3. No. For hosting, you're best off researching at webhostingtalk.com, by interacting with hosts + users. Seek out some quality suggestions on hosts, don't refer to a list of links of companies that simply pay big bucks to CNET. That so-called "review" list didn't even review anything. These days, it's all about quantity of "content" (any old POS typed junk by any random person online) rather than well-researched authoritative articles overseen by journalism-educated editors.


----------



## Eriksrocks (Aug 7, 2005)

Hire a web developer that specializes in e-commerce. E-commerce is not simple simply due to the security concerns involved with transferring money over the internet. You have to have an SSL certificate, appropriate e-commerce product, be PCI compliant, etc. (this is assuming you host your own solution).

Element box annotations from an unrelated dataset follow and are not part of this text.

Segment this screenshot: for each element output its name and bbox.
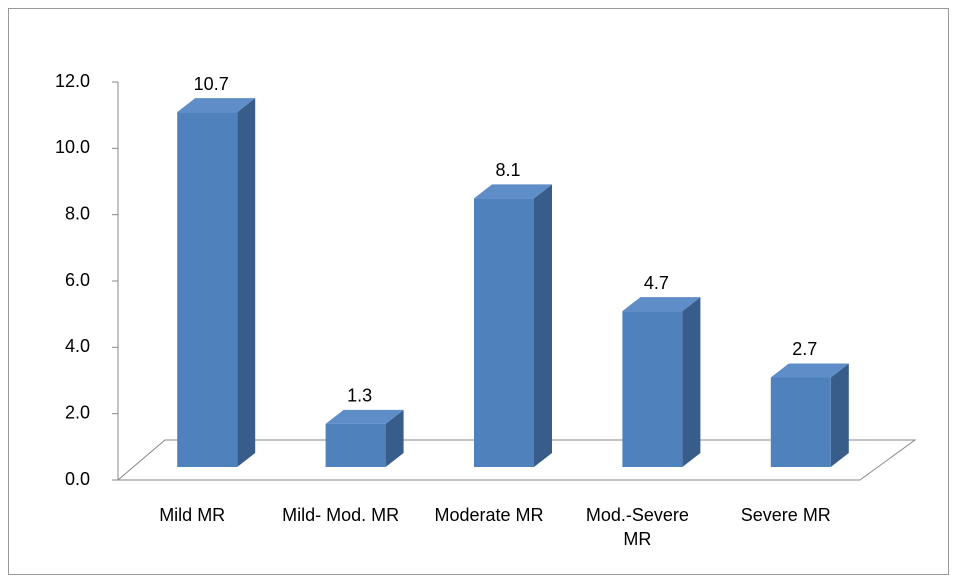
- x-tick-label: Severe MR: [740, 505, 831, 525]
- value-label: 8.1: [495, 160, 520, 180]
- bar-top: [177, 98, 256, 113]
- bar: [474, 184, 552, 467]
- bar: [325, 409, 404, 467]
- bar-side: [682, 297, 701, 467]
- y-tick-label: 2.0: [65, 402, 90, 422]
- bar-side: [534, 184, 552, 467]
- y-tick-label: 12.0: [55, 71, 90, 91]
- y-tick-label: 6.0: [65, 270, 90, 290]
- y-tick-label: 8.0: [65, 203, 90, 223]
- value-label: 2.7: [792, 339, 817, 359]
- bar-top: [474, 184, 552, 199]
- y-tick-label: 4.0: [65, 336, 90, 356]
- value-label: 1.3: [347, 386, 372, 406]
- bar-side: [385, 409, 404, 467]
- bar-side: [830, 363, 849, 467]
- y-tick-label: 10.0: [55, 137, 90, 157]
- bar-front: [770, 377, 831, 467]
- bar: [622, 297, 701, 467]
- bar-front: [325, 423, 386, 467]
- bar-top: [622, 297, 701, 312]
- x-tick-label: Moderate MR: [434, 505, 544, 525]
- bar-top: [770, 363, 849, 378]
- bar-front: [474, 198, 534, 467]
- y-tick-label: 0.0: [65, 469, 90, 489]
- bar-side: [237, 98, 256, 467]
- value-label: 10.7: [194, 74, 229, 94]
- bar: [770, 363, 849, 467]
- x-tick-label: Mild- Mod. MR: [282, 505, 400, 525]
- bar-front: [177, 112, 238, 467]
- x-tick-label: Mild MR: [159, 505, 226, 525]
- floor: [116, 439, 917, 481]
- chart-border: [8, 8, 949, 575]
- x-tick-label: Mod.-Severe MR: [585, 505, 689, 549]
- bar-top: [325, 409, 404, 424]
- bar-front: [622, 311, 683, 467]
- bar: [177, 98, 256, 467]
- value-label: 4.7: [644, 273, 669, 293]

You could go with a completely hosted e-commerce solution that deals with all of the backend for you, but you'll probably still need help.

Unfortunately you're way in over your head here.  If you want to do this by yourself you're going to have to sit down and learn a lot of stuff.


----------



## Archanfelx3 (May 23, 2010)

I like http://www.hostgator.com.


----------



## AOGD (May 25, 2010)

I love godaddy and hostgator, but I'm technically savvy enough to give you the recommendation, but I feel its important to at least pass along the information that I got from my web marketing guy. He likes it....so I guess I do to, lol.


----------



## wwe9112 (May 4, 2008)

Wrzhost.com you can use nulled software on it... its fast, great support, great staff, i have used them for several years no problem.


----------



## dvk01 (Dec 14, 2002)

wwe9112 said:


> Wrzhost.com you can use nulled software on it... its fast, great support, great staff, i have used them for several years no problem.


What do you mean by "nulled" software

generally that refers to hacked software to remove limitations or copyright notices and can introduce major security problems

Recommending a site that allows or condones illegal acts or piracy isn't a good idea

please confirm what you mean


----------



## wwe9112 (May 4, 2008)

They don't condone it; just where their servers are you wont get into trouble. I for one don't support that part of them nor do I follow that of them.. I was just saying like if he wanted to try out like a vbulletin before he bought it(and not going live) then he wouldn't get into trouble. I didn't mean for that to sound like I support that. I support that the fact they are cheap and have fast servers and great support but their severs are in like hong kong and neverlands and that sort of thing. I should have just said that the servers are located there instead of saying nulled. I apologize.


----------